C'est dans un décor étrangement vide et blanc composé de deux chaises Napoléon III et d'échelles que Denise Glaser accueille ses chanteurs. Pour la toute première fois, les caméras sont visibles à l'antenne. La réalisation résolument moderne est le fruit de Raoul Sangla, complice de Denise Glaser à partir de 1964. Il prend le parti de filmer non pas celui ou celle qui parle mais celui qui écoute. Une idée révolutionnaire pour l'époque. Une réalisation à l'image de sa productrice, discrète. Le directeur de la photographie, André Diot, sera choisi par Barbara pour assurer ses lumières sur scène. L'émission est enregistrée au studio 4 de la rue Cognacq-Jay, l'antre de la télévision dans ces années mythiques.

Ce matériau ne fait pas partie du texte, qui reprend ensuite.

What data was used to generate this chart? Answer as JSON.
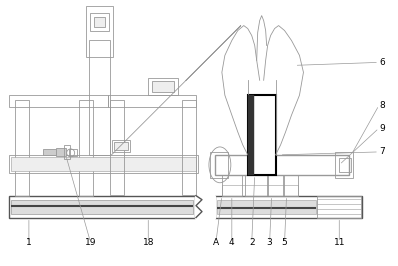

Denise Glaser, femme de gauche

En mai 1968, Denise Glaser, tout comme certains de ses confrères, est interdite d'antenne. En 1974, Valery Giscard d'Estaing est élu président de la république et c'est la fin d'une grande histoire d'amour avec les téléspectateurs.

Le 5 janvier 1975, c'est la dernière de "Discorama". Denise Glaser s'en va sur la pointe des pieds. Elle laisse 350 heures de programmes derrière elle avec "Discorama" et "Comme il vous plaira", une copie de "Discorama" diffusée en deuxième partie de soirée.

Sacrifiée par Valery Giscard d'Estaing pour ses engagements à gauche, elle ne sera pas mieux traitée par la gauche à partir de 1981.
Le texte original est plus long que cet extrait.